Udofia was a four-year, small college player at Denver. While he or team didn't stand out much in his four years with the Pioneers (no NCAA Tournament berths), Udofia was rated as No. 83 in the Top-100 seniors according to DraftExpress, just behind Marshall Henderson. Udofia struggles from beyond the arc (22 percent 3pt% last season), but he is an athletic player at 6'6, 200 pounds and is very polished, though lacking in upside.

Memphis Grizzlies
  • Joe Jackson, PG, Memphis
  • Scottie Wilbekin, PG, Florida

MLH Take:

Ranked No. 49 and 50 in their senior class respectively by DraftExpress, Jackson and Wilbekin provide some interesting upside as potential point guard sleepers who could breakout this Summer. Jackson came in as a heralded hometown kid to Memphis four seasons ago, but he failed to live up to the hype in his Tiger career (it didn't help that he succeeded Derrick Rose and Tyreke Evans at the PG position at Memphis). That being said, his 14.4 ppg, 4.5 apg, and 112.3 adjusted offensive rating showed that his career wasn't a total disappointment, and that Jackson shouldn't be blamed for the Tigers being unable to advance to the second round in his Tiger career. As for Wilbekin, he gained a lot of praise for his leadership in helping Florida be the No. 1 team in the country for most of the year, but his numbers don't jump out at you. 13.1 ppg, 3.6 apg and 112.2 offensive rating display Wilbekin as a solid, but unspectacular player who wouldn't seem to stand out in a position that is very deep in the NBA right now. That being said, Wilbekin's intangibles have earned himself a lot of praise as a player, and he showed vast improvement from where he was as a freshman at Florida (97.2 offensive rating his freshman year).

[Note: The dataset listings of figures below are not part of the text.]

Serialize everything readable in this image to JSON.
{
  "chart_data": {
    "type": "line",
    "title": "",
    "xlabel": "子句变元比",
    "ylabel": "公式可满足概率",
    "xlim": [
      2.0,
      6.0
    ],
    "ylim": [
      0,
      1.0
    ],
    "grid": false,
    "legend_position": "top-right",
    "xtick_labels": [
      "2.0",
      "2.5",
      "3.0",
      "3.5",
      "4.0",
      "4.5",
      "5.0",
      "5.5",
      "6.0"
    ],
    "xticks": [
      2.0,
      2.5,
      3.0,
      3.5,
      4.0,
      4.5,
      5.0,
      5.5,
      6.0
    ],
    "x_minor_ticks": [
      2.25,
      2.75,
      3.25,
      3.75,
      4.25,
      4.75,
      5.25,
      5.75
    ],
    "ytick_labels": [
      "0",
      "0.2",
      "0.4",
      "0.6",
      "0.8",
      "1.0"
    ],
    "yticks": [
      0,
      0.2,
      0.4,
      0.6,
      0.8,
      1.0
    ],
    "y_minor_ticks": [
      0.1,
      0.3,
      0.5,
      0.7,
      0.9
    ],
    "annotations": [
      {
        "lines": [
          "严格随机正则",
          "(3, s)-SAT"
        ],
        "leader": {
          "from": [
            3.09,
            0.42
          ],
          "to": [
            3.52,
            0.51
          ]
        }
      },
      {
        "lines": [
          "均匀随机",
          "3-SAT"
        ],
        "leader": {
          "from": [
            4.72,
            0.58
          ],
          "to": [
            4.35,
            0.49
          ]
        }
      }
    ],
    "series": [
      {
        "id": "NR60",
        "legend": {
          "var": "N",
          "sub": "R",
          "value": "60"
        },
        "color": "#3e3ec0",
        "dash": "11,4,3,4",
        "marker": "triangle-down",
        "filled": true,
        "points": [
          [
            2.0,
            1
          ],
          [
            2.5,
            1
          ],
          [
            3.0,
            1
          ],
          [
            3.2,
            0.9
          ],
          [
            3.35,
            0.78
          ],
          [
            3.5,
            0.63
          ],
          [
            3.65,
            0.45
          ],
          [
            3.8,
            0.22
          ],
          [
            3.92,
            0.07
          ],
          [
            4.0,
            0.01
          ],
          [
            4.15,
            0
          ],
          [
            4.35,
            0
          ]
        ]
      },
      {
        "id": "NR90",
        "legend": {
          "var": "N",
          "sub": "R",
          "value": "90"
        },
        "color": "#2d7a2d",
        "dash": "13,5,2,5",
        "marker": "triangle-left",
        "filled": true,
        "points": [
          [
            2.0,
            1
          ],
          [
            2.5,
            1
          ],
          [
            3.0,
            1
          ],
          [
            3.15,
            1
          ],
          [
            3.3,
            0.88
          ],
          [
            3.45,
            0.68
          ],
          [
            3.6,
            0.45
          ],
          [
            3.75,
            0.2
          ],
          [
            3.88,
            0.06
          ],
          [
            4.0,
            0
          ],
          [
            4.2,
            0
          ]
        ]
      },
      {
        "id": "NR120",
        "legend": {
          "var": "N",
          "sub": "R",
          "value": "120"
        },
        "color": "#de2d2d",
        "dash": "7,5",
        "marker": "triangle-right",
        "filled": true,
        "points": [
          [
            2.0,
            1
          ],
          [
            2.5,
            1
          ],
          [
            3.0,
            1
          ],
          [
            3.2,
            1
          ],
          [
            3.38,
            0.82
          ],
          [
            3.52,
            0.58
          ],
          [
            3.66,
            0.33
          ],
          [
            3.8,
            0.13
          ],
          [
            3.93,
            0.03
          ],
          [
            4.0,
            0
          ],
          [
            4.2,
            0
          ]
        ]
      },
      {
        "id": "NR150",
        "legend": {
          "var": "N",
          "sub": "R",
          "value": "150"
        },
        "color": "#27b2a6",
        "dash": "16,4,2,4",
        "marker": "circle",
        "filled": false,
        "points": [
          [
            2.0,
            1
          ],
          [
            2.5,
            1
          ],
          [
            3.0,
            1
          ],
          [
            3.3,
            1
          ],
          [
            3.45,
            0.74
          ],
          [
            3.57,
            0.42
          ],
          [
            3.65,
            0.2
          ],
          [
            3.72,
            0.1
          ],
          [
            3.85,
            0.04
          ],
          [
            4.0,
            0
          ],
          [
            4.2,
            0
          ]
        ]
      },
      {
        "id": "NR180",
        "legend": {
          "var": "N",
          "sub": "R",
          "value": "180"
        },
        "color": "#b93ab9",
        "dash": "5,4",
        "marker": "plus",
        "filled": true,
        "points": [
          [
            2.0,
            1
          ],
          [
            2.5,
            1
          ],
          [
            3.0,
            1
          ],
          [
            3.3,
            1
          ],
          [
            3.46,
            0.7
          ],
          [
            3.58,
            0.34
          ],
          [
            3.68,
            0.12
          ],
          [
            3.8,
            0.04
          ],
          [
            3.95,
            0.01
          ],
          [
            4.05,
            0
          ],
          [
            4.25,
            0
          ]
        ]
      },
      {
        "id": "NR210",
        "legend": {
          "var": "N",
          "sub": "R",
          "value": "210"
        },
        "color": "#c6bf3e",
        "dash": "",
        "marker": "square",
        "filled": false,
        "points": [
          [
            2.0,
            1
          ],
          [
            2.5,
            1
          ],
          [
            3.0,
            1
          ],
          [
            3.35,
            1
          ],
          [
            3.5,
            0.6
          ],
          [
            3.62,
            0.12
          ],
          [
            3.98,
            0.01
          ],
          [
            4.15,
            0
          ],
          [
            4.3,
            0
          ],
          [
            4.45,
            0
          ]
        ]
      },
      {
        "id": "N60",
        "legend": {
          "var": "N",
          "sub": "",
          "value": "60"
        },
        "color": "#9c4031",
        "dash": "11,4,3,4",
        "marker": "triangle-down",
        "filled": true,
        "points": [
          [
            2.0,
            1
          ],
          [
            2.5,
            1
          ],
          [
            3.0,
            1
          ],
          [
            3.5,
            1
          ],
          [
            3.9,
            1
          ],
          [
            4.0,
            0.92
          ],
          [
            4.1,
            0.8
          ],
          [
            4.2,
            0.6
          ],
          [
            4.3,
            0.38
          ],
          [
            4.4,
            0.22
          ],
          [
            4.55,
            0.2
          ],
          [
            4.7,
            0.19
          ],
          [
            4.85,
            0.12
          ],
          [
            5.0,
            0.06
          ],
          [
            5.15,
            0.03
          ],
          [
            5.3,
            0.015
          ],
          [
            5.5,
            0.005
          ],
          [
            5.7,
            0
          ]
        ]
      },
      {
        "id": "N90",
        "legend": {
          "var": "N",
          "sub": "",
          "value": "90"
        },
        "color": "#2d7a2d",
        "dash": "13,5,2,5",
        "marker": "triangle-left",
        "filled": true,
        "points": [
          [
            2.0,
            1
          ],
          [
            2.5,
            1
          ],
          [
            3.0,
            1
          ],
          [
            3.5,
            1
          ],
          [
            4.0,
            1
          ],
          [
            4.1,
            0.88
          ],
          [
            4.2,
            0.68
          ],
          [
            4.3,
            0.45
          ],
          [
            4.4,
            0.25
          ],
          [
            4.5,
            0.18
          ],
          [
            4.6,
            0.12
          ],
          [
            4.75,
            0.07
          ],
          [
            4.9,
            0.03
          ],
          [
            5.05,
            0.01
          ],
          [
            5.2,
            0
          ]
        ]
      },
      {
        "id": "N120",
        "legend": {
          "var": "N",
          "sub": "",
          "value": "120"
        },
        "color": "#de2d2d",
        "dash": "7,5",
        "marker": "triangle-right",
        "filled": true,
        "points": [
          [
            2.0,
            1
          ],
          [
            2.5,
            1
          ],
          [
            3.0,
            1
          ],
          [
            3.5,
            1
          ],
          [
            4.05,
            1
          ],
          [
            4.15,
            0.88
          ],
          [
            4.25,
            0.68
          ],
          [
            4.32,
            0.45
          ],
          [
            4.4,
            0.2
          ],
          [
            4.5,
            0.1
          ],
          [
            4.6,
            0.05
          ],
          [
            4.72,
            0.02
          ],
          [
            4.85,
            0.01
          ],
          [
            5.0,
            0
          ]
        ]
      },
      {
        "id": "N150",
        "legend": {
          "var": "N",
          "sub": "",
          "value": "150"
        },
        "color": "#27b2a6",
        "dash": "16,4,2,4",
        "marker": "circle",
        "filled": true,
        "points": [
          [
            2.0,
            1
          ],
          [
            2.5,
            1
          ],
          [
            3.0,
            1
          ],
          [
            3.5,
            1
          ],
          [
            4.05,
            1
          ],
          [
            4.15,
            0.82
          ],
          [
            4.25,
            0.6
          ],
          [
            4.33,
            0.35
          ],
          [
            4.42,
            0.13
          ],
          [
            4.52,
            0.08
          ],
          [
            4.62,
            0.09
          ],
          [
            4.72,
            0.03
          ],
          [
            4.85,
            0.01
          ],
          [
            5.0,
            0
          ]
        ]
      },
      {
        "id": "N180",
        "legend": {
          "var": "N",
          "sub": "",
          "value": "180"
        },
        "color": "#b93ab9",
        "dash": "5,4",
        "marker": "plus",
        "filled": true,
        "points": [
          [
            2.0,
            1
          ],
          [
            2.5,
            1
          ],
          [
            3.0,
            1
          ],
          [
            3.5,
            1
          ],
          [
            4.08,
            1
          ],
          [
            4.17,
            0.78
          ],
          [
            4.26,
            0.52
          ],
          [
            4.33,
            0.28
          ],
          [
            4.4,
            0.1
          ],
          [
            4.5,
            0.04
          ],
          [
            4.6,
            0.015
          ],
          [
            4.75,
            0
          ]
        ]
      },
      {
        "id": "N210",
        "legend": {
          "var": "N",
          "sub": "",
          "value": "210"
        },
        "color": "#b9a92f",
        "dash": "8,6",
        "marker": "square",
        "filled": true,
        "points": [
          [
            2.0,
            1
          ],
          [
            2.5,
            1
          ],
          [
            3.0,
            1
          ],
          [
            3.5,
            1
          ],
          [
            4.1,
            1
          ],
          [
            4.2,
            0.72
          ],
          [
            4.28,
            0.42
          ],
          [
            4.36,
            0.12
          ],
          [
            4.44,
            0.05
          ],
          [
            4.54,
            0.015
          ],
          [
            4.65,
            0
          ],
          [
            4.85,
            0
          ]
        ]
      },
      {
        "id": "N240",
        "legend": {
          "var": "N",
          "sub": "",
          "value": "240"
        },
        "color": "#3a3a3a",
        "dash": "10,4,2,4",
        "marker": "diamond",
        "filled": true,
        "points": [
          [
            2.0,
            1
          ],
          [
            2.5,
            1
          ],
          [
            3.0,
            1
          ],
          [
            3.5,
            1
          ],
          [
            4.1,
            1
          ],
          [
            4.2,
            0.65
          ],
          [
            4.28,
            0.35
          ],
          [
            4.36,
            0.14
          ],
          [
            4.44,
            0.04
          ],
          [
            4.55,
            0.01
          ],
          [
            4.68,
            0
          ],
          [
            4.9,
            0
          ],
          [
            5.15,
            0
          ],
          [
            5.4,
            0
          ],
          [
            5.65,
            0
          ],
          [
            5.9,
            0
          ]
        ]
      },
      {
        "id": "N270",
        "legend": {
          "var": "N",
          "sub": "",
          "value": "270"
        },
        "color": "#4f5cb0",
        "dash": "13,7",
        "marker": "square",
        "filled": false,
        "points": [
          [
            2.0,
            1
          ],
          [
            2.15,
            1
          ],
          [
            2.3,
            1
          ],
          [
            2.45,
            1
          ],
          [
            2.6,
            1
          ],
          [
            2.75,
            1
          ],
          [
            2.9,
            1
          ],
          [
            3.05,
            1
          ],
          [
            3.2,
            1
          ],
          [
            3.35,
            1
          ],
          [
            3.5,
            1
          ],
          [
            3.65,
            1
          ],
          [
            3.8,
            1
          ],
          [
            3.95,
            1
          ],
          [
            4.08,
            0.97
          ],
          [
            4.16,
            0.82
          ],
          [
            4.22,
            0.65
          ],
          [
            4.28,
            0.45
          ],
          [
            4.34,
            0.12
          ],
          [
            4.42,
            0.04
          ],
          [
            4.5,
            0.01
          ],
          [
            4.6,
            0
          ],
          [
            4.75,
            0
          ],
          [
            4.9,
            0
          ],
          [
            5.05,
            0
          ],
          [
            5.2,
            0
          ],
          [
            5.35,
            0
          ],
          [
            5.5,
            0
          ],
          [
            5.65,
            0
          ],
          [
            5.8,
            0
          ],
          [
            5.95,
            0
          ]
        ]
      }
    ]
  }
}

Overall, Jackson and Wilbekin are incredibly similar players, and it's funny to see them on the same squad. They are both polished point guards known for leadership and consistency, but don't seem to have too much upside in terms of development. They are classic high floor, low ceiling guys, with that floor being a NBA backup, and the ceiling being an emergency starter or starter for a rebuilding team. Because of their similarities, both will fight hard for playing time this Summer and it will be interesting if one will emerge this Summer as a candidate for the backup point guard position to Mike Conley on next year's Grizzly roster.